Quand le mouvement flamand se fait le promoteur du confédéralisme, ce n’est qu’un moyen d’accéder à une autonomie maximale tout en gardant provisoirement « quelque chose » de la Belgique, à savoir son nom, quelques pouvoirs communs aux deux grandes communautés et peut-être un roi protocolaire qui tiendrait lieu de cerise sur le gâteau. Ici, le séparatisme avance souvent masqué, et le vocabulaire habille une stratégie : le confédéralisme belge couve l’indépendance flamande, il en est la chrysalide prometteuse, prête à se muer en un brillant lépidoptère jaune et noir, les couleurs du drapeau flamand. Parler de confédéralisme plutôt que de souveraineté, c’est tromper ceux qui veulent bien l’être, c’est une habileté pour ne pas brutaliser la fraction modérée de l’électorat flamand.

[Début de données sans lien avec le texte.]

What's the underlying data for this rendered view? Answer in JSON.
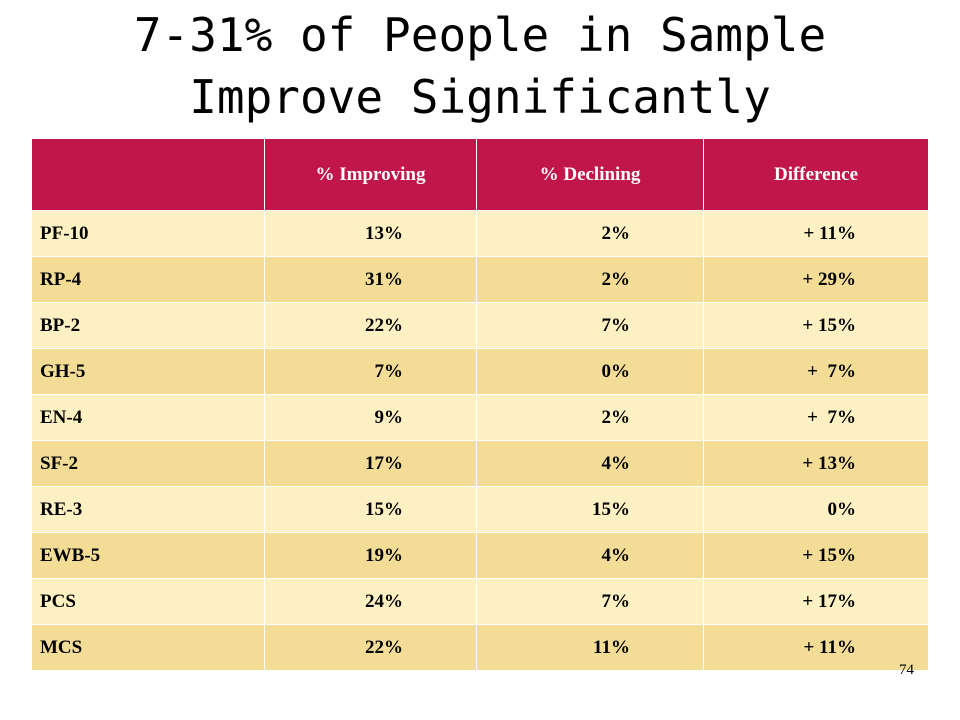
{
  "slide": {
    "title_line1": "7-31% of People in Sample",
    "title_line2": "Improve Significantly",
    "page_number": "74"
  },
  "table": {
    "headers": [
      "",
      "% Improving",
      "% Declining",
      "Difference"
    ],
    "rows": [
      [
        "PF-10",
        "13%",
        "2%",
        "+ 11%"
      ],
      [
        "RP-4",
        "31%",
        "2%",
        "+ 29%"
      ],
      [
        "BP-2",
        "22%",
        "7%",
        "+ 15%"
      ],
      [
        "GH-5",
        " 7%",
        "0%",
        "+  7%"
      ],
      [
        "EN-4",
        " 9%",
        "2%",
        "+  7%"
      ],
      [
        "SF-2",
        "17%",
        "4%",
        "+ 13%"
      ],
      [
        "RE-3",
        "15%",
        "15%",
        "   0%"
      ],
      [
        "EWB-5",
        "19%",
        "4%",
        "+ 15%"
      ],
      [
        "PCS",
        "24%",
        "7%",
        "+ 17%"
      ],
      [
        "MCS",
        "22%",
        "11%",
        "+ 11%"
      ]
    ]
  },
  "colors": {
    "header_bg": "#c0164a",
    "row_light": "#fdf0c2",
    "row_dark": "#f2dc96"
  }
}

En droit international, le confédéralisme relève de la catégorie des fantômes. On ne peut l’assimiler à une forme avancée de fédéralisme. Confédérer, c’est unir par traité deux ou plusieurs Etats qui demeurent indépendants : ils ne constituent pas pour autant un nouvel Etat. On songe à cet égard aux précédents de la Confédération sudiste pendant la guerre de Sécession américaine ou à la Confédération du Rhin sous l’empire napoléonien. La Confédération helvétique est évidemment beaucoup plus qu’une association contractuelle à objet limité ; le vocable en usage dans ce cas est une facilité de langage car la Suisse est bel et bien une fédération.
Au demeurant, l’hypothèse est à exclure car pleine de périls pour les Wallons et pour les Bruxellois. Une Belgique confédérale ne serait qu’une « coquille vide ». La Flandre se comporterait déjà en quasi État et les Francophones se marginaliseraient, dispersés entre régions wallonne et bruxelloise, par ailleurs dépourvue de continuité territoriale, sans compter les problèmes posés par les cantons germanophones. Avec le confédéralisme, l’État disparaîtrait partout où il gêne la Flandre ; il ne subsisterait que là où il l’intéresse encore, c’est-à-dire à Bruxelles.
Pour mémoire, on se souviendra de la tentative avortée des Tchèques et des Slovaques en 1992 : essayer une confédération pour éviter une dissolution. En réalité, ce furent les résultats antagonistes des élections du mois de juin qui donnèrent le coup d’envoi au processus de partition. Les Tchèques avaient fait campagne pour un fédéralisme fonctionnel et avaient voté à droite. Les Slovaques, marqués à gauche, étaient partisans d’un partenariat lâche, en clair d’une « confédération ». Le Tchèque Klaus et le Slovaque Meciar s’employèrent à définir un mécanisme confédéral – une association de deux États disposant de la souveraineté internationale ! – dans l’espoir de prolonger la fédération tchécoslovaque vacillante. On nagea peu de temps dans l’utopie car les négociateurs furent incapables de préciser ce qu’ils entendaient par espace minimum commun. N’ayant pu s’accorder sur un confédéralisme, ils s’orientèrent aussitôt vers un divorce de velours. Les deux indépendances furent proclamées promptement et proprement le 1er janvier 1993. On est en droit de s’interroger : les Flamands et les Wallons auront-ils cette sagesse-là ? Mais, préalablement à une séparation concertée, il faudra vérifier la détermination de la Wallonie : aura-t-elle choisi entre l’improbable statu quo humiliant, l’indépendantisme non viable et l’union salutaire avec la République française ?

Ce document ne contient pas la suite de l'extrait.